Ein großer, untersetzter Mann in gelblichweißer Maurerkleidung stürzt herein, eine blaue Emaillekanne wie ein Wurfgeschoss in der Hand schwingend. In das von Kalkspritzern befleckte Gesicht hängen lange schwarze Haarsträhnen.
»Wo ist der Lump, der meiner Frau ihr Erspartes geklaut hat?!« schreit er wütend. »Komm her, du Aas, ich schlage dir alle Knochen im Leibe zu Brei …!«
Und er springt auf Kufalt zu, fasst ihn an der Brust …
»Sachte, Zwietusch …«, sagt Brödchen. »Sachte …«, sagt der Herr Brödchen und beeilt sich nicht sehr, dazwischenzutreten.
»Lassen Sie mich gefälligst los!« schreit auch Kufalt. »Nichts habe ich Ihnen geklaut!«
Und er versetzt dem Riesen einen Stoß.
In der offenen Tür drängen sich die Nachbarinnen.
Der Stoß ist nicht sehr kräftig gewesen, denn Kufalt ist nicht sehr kräftig. Aber doch verliert der große Mann sofort den Halt, er taumelt zurück, rutscht, aus und setzt sich auf den Fußboden.
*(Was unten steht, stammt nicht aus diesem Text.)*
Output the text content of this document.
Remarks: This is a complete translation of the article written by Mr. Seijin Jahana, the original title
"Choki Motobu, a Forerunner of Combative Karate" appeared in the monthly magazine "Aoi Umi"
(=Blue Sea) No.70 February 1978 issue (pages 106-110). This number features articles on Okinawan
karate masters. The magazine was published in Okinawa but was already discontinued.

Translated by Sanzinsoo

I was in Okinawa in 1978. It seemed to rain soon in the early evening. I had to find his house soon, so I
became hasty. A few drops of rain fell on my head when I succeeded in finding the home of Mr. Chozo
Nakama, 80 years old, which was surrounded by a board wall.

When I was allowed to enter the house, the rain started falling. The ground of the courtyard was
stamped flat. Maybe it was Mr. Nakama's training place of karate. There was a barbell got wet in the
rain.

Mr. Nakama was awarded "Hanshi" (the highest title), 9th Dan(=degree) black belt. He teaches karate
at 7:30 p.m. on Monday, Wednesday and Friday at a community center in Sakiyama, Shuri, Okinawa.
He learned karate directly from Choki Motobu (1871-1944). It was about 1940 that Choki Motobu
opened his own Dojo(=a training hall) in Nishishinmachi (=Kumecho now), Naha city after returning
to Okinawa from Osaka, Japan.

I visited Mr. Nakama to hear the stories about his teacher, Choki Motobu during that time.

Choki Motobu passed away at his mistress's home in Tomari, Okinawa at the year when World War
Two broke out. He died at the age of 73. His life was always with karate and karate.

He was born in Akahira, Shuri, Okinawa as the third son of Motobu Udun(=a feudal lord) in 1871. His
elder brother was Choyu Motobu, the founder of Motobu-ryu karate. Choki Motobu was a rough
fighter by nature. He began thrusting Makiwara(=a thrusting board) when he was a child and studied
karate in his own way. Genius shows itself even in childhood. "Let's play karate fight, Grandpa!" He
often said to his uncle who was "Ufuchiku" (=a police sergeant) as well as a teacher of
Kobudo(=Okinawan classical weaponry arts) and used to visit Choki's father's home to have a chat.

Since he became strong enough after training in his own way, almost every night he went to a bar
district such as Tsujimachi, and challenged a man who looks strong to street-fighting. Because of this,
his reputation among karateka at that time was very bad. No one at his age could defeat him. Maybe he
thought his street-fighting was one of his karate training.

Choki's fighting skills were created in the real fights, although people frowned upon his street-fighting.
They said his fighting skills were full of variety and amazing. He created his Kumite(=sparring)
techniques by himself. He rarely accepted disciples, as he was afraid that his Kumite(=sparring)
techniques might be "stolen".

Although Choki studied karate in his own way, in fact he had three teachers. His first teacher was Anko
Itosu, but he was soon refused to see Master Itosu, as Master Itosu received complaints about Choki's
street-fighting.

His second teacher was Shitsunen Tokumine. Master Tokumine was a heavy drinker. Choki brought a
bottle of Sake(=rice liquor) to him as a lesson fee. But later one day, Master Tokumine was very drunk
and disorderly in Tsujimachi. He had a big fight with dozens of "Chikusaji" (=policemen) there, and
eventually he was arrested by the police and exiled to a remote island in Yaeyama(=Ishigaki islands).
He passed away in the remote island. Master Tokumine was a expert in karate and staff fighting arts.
An der Küchentür wird bedauerndes Tuscheln hörbar. In die schwarzen, eben noch wutfunkelnden Augen des Maurers tritt ein Ausdruck blöden Erstaunens, dann lacht er schallend auf.
»Betrunken! Schon wieder betrunken!« ruft Frau Zwietusch klagend. »Jeden Abend jetzt betrunken …!«
»Das ist der Kummer wegen dem Geld!« ruft eine spitze Frauenstimme von der Küchentür her.
»Totschlagen müsste man solche jungen Kerls!«
»Arbeitergroschen mit ihren Weibern veraasen …!«
Brödchen hat die Szene aufmerksam betrachtet. »Sie dürfen aufstehen, Zwietusch. Seit wann trinken Sie denn wieder?«
»Das geht keinen was an«, sagt der starke Mann mürrisch, mühsam mit Hilfe eines Küchenstuhles hochkommend. »Aber wenn ich dich Bürschchen mal wieder erwische …!«
»Dürfen Sie nicht wieder besoffen sein«, ergänzt Brödchen trocken. »Kommen Sie, Kufalt. Vielleicht sprechen wir morgen früh noch mal vor, Frau Zwietusch, dass Sie sich den Herrn bei Tageslicht ansehen. Guten Abend!«
Und durch das schimpfende Spalier der Weiber geht er ab mit seinem Beschuldigten.